“Günümüzün hayli rekabetçi ortamında şirketler güçlü bir lidere ihtiyaç duyar mı?” sorusuna birçoğumuz “kesinlikle, evet” diyecektir ancak İsveçli yazılım danışmanlık şirketinin çalışanları bunun tam aksini söylüyor. Kimse kimseye ne yapması gerektiğini söylemiyor, bunun yerine 40 çalışan birlikte toplantı yapıp birlikte karar veriyor.
Crisp adlı yazılım danışmanlık şirketi bir patrona sahip olmayan şirket olarak tüm dünya tarafından tanındı. Aslında şirket daha önce işleri yürüten tek bir kişi gibi klasik bir formül de dahil olmak üzere bir dizi organizasyonel yapı denemiş. Çalışanlarının kendilerini daha fazla vermelerini sağlamayı umut ederek en sonunda her yıl yöneticinin değiştiği bir sistem getirilmiş. Ancak bundan da sonra 40 çalışan tek bir liderin olmasının gereksiz olduğuna ve bu pozisyonu hep beraber doldurmaya karar vermiş.
“”Ya yeni bir CEO’ya ihtiyacımız olmasa – nasıl bir şey olurdu” diye düşündük. Ardından bir CEO’nun yaptığı tüm işleri çıkartıp listeledik” diyor Crisp firmasındaki geliştiricilerden birisi olan Yassal Sundman. Kendisi ve iş arkadaşları kısa bir süre sonra bir CEO’nun çoğu görevini zaten kendilerinin yaptığının farkına vardı. Ancak çok ender de olsa birkaç görev diğer çalışanlar arasında oldukça kolay paylaştırılamıyordu. Yine de patronsuz bir deney yapmaya karar verdiler.

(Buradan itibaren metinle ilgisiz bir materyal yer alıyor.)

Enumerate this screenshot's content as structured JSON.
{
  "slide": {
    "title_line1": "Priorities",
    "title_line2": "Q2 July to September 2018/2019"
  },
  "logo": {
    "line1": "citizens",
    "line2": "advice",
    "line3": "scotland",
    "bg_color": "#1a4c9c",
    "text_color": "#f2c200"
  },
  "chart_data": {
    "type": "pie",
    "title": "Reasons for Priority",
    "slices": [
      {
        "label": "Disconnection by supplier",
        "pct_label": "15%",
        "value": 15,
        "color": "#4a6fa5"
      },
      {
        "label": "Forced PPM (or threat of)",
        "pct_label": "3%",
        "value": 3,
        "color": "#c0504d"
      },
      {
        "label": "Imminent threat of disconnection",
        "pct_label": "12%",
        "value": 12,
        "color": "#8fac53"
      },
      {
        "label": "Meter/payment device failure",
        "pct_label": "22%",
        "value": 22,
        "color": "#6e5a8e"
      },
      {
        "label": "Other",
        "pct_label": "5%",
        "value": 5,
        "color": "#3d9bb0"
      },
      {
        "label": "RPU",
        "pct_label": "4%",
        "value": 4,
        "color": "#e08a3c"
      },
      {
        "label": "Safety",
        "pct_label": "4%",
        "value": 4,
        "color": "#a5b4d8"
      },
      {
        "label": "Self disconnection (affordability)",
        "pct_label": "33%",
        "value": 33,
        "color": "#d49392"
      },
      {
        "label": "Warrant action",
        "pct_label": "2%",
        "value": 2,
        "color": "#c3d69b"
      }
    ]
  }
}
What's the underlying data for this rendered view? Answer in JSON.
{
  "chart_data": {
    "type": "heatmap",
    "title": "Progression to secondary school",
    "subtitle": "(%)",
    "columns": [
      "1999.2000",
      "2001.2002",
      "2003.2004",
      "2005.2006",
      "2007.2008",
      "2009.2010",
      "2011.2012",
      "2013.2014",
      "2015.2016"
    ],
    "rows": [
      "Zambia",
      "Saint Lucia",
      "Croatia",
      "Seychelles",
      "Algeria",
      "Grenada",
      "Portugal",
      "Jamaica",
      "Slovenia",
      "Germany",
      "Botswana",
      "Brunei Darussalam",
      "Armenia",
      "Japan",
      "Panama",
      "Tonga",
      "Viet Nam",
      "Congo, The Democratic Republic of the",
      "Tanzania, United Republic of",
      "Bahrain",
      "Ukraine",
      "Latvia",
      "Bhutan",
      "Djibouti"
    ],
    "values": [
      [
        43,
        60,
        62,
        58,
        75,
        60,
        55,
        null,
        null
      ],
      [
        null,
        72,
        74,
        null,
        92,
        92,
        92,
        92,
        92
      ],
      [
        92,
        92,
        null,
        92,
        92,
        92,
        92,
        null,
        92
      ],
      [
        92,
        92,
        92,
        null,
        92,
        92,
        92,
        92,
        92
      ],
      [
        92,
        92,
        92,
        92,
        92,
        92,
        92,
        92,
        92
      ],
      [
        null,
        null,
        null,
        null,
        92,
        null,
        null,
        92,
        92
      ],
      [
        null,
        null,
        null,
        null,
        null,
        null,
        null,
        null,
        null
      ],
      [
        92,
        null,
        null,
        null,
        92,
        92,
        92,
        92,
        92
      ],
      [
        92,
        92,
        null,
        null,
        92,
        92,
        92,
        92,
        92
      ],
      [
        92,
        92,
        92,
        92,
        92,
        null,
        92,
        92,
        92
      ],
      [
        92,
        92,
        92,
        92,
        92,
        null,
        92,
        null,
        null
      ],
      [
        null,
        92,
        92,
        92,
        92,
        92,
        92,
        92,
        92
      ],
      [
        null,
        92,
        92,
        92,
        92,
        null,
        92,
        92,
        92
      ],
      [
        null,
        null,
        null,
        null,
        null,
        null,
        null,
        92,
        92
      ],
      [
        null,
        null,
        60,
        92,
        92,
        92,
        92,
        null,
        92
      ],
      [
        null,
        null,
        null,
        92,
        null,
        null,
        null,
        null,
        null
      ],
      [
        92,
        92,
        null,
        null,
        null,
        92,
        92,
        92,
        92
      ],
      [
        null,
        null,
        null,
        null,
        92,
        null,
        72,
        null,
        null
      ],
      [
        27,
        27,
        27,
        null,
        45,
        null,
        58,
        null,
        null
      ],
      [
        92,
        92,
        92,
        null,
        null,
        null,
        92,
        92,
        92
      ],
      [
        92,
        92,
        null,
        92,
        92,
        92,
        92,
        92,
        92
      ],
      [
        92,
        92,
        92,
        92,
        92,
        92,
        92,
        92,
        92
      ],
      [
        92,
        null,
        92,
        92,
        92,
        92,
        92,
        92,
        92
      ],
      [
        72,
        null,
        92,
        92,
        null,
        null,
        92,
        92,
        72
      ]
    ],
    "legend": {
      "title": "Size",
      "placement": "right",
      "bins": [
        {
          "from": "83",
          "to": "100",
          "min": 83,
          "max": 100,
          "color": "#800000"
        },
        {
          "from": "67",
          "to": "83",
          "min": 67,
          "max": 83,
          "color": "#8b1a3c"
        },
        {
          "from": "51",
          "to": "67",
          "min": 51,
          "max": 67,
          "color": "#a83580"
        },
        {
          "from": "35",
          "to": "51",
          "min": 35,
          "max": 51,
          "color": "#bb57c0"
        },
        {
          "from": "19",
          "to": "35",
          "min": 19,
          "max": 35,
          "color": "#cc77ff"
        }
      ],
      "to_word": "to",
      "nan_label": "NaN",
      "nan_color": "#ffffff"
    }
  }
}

Peki her şey nasıl gerçekleştiriliyor ve eğer çalışanlar işleri batırırsa, kim sorumlu tutuluyor? Aslında bir patrona sahip olmamak ve karar alma merciinde kendisini bulmak, 40 şirket çalışanını da daha sorumluluk sahibi ve daha motive bir hale getirmiş. Ve eğer herhangi bir zamanda biri bir hata bile yapsa bunu kesinlikle dünyanın sonu olarak görmüyorlar. Herkesin aldığı kararlar ile ilgili açıklama yapma hakkı var ve hatta belki aldıkları kararın o zamanda alınabilecek en iyi karar olduğuna dair diğerlerini bile ikna edebilirler.
“En azından doğru zamanda doğru şeyi yapmış oluyor ve daha sonra bunu tartışabiliyoruz” diyor Sundman. “Niçin o zaman bunun doğru karar olduğunu açıklayabiliyor ve diğerlerinin de kendinize katılmasını sağlayabiliyorsunuz.” BBC’ye göre bu İsveçli şirket bir şirketten ziyade bir aile gibi. Kimse, kimseye ne yapacağını söylemiyor ancak konuşulmasa bile “evi dağıtmama” kuralını biliyorlar.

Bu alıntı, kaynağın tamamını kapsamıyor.